With all the questions regarding Zimbabwe's diamonds, shouldn't the auction be public and transparent?
Where is the money going? Who is selling the diamonds? Are the proceeds going to the nation of Zimbabwe or "private" investors?
ANY diamonds sold by Zimbabwe need to be transparent to show they are not "blood-diamonds" who only enrich ZANU-Poof while Zimbabwe continues to suffer.
A "private" sale does nothing to assuage the idea that the diamonds of Zimbabwe are being diverted and sold to the benefit of ZANu-Poof.......
Transparency of diamond sales MUST be a condition of Zimbabwe's government! Who is "selling" these diamonds, where did they come from, and do they benefit the people of Zimbabwe and NOT politically connected cronies of Bloodstained Bob.........
If the money actually goes to the government or the people of Zimbabwe,, then fine, sell them, and invest in the infrastructure and people of Zimbabwe, if the money goes to individuals.........
So again, why does the sale need to be "private"?........... what is there to hide?

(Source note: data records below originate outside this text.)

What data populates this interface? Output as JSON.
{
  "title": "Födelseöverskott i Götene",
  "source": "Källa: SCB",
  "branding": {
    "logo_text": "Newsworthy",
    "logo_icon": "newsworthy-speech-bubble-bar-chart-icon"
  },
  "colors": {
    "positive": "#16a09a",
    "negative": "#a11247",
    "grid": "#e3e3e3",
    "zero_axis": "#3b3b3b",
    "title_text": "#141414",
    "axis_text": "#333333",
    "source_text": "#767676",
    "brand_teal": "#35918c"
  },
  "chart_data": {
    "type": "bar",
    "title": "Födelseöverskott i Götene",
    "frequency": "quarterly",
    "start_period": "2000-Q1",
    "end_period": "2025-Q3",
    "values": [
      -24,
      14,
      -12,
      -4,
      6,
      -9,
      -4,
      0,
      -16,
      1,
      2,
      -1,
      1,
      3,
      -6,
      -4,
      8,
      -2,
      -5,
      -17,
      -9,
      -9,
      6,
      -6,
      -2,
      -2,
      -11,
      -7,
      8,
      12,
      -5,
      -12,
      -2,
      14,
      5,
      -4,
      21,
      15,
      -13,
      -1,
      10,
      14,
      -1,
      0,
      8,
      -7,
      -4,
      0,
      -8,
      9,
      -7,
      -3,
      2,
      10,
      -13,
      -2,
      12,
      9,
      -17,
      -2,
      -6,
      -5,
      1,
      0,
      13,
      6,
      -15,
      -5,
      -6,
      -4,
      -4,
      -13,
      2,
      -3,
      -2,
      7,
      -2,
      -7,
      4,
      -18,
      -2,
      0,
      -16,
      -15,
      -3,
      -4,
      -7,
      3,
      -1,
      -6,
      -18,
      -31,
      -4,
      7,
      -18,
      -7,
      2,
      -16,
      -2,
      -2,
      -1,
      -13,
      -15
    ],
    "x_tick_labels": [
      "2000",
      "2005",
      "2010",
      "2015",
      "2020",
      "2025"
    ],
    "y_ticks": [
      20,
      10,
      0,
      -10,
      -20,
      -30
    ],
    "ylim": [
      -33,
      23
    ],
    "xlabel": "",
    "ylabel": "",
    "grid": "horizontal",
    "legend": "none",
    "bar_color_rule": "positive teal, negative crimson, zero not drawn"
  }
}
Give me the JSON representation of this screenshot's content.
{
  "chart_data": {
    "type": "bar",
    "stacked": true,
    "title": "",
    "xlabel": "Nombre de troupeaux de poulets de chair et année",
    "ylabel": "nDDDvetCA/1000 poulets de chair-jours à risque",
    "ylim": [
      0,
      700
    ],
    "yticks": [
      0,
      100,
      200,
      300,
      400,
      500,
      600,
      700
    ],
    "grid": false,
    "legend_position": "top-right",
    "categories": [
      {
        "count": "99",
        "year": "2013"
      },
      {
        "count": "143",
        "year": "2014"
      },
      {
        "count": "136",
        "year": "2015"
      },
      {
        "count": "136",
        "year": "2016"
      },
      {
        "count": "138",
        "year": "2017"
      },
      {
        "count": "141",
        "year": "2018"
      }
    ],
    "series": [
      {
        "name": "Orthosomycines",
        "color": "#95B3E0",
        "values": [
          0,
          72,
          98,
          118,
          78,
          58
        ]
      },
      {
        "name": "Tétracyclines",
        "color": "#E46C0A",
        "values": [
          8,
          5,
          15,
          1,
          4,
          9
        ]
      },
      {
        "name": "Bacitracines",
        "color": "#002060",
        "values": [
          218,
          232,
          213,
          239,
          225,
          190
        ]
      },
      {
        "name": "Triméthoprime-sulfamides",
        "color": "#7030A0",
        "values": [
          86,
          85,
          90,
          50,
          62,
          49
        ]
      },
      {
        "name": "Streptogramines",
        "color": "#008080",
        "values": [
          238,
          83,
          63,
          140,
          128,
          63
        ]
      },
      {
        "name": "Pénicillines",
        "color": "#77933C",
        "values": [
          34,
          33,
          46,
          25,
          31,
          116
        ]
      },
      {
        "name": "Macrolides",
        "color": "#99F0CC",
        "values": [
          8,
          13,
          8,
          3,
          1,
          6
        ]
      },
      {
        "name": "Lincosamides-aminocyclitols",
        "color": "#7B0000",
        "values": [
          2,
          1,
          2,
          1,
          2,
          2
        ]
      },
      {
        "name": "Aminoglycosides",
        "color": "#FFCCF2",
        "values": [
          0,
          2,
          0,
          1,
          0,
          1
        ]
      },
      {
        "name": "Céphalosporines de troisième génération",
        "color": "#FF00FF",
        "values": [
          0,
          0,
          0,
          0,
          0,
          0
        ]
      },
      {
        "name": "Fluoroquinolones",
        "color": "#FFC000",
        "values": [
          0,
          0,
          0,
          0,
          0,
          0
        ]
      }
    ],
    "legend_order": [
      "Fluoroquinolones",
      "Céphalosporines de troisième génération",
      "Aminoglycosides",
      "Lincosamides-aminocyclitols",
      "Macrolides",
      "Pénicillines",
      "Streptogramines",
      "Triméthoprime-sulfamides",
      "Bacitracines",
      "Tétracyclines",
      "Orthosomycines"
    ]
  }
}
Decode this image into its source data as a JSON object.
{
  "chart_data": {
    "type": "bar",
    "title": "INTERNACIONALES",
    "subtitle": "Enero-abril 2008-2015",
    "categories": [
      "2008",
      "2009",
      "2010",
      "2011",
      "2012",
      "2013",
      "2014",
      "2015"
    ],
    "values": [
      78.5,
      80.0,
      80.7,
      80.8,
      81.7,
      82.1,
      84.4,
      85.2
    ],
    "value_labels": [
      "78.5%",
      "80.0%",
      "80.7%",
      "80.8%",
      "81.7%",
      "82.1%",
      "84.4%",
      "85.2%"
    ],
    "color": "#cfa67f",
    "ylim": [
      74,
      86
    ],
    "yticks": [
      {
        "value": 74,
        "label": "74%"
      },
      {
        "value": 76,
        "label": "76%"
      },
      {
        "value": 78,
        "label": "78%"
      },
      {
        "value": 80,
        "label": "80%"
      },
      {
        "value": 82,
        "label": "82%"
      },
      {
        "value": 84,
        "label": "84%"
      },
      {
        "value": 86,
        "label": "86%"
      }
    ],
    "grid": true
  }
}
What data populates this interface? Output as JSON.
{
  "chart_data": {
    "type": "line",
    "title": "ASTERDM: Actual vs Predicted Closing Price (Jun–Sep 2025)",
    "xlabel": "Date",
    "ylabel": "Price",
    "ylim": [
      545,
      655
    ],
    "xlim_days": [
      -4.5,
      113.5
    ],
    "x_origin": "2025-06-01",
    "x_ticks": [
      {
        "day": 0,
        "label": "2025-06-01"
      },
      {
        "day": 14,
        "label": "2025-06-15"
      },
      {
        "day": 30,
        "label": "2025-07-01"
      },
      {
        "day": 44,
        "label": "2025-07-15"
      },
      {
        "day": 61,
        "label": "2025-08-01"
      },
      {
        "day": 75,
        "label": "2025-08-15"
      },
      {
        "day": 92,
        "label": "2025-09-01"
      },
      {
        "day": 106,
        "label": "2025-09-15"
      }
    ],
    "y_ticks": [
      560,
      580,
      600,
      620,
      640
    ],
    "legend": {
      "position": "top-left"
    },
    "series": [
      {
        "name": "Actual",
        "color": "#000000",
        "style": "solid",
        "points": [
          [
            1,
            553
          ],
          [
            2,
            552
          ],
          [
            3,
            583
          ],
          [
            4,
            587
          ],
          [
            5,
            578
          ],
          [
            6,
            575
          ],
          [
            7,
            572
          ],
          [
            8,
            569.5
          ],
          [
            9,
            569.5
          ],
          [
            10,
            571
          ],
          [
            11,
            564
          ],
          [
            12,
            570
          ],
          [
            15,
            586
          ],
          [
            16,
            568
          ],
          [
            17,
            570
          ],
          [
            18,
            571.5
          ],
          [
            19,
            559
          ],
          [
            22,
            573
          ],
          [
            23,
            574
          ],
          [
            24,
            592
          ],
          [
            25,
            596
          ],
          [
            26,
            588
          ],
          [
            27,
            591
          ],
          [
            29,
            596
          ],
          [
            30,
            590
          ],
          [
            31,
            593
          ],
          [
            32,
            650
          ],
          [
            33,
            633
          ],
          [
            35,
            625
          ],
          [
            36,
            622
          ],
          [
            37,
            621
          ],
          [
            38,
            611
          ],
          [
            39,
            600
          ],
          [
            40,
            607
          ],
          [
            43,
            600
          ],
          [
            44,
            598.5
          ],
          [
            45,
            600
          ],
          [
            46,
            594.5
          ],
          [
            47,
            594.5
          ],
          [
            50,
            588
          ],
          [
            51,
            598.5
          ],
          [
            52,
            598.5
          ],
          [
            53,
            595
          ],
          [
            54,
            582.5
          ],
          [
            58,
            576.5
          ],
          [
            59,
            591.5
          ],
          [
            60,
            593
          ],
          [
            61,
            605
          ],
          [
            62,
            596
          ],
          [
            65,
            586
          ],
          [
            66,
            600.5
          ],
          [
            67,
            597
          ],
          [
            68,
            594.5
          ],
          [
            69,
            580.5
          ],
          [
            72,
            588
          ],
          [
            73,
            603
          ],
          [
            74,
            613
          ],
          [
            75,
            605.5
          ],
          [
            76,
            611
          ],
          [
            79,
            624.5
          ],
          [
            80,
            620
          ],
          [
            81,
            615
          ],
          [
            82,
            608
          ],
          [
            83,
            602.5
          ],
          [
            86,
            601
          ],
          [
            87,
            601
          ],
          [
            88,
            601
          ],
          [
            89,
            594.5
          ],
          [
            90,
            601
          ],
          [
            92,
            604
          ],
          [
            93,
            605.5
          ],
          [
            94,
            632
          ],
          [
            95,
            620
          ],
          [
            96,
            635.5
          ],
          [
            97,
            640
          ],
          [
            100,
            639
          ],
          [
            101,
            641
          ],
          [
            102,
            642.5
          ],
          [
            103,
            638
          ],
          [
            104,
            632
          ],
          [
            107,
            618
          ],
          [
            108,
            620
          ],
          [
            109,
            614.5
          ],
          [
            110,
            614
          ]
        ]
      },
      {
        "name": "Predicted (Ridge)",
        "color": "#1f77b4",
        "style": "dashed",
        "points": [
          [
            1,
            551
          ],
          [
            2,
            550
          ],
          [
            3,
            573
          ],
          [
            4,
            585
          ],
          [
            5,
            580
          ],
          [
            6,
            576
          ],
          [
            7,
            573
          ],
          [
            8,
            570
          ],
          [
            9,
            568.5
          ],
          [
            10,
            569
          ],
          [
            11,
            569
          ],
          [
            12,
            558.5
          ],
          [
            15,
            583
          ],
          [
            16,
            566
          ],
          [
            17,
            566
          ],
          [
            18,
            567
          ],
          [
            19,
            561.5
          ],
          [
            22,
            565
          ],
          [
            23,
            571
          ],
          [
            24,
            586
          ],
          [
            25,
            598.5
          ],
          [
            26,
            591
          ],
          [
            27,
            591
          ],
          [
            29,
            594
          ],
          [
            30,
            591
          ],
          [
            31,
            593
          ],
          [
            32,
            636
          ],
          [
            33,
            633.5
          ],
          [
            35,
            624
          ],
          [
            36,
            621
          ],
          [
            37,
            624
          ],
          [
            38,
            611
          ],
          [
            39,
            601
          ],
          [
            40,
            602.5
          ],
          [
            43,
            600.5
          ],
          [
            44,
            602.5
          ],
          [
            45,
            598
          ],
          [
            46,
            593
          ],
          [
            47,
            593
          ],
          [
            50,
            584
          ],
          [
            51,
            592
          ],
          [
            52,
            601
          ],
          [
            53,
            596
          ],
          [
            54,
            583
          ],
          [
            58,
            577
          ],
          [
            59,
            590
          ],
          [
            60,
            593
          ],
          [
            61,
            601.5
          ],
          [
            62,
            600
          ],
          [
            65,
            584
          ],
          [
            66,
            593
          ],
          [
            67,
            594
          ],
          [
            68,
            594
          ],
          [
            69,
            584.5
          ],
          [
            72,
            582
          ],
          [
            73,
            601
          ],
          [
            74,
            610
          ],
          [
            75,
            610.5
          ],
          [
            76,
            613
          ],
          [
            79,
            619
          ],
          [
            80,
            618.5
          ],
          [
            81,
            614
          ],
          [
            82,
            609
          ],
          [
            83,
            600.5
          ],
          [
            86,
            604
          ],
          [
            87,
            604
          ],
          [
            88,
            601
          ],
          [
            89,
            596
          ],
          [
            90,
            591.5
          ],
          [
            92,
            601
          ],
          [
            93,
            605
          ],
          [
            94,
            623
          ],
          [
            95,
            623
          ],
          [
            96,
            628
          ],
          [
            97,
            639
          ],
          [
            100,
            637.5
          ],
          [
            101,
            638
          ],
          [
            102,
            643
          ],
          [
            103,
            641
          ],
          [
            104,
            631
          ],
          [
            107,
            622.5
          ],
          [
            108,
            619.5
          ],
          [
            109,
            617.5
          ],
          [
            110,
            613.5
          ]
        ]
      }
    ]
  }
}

I tell you these people are having a heyday and life is too good. No one in Zimbabwe questions and so they get away with more ill-gotten riches. It will never be known what this sale of diamonds was worth but the only tell-tale will be the increase in the many chins that will grow and the many abdomens that will hang bellow the knees and the smelliest of farts due drinking all those beers and feasting on all those meats. That's how these thieves are living - on the hog. Bloody thieving pigs.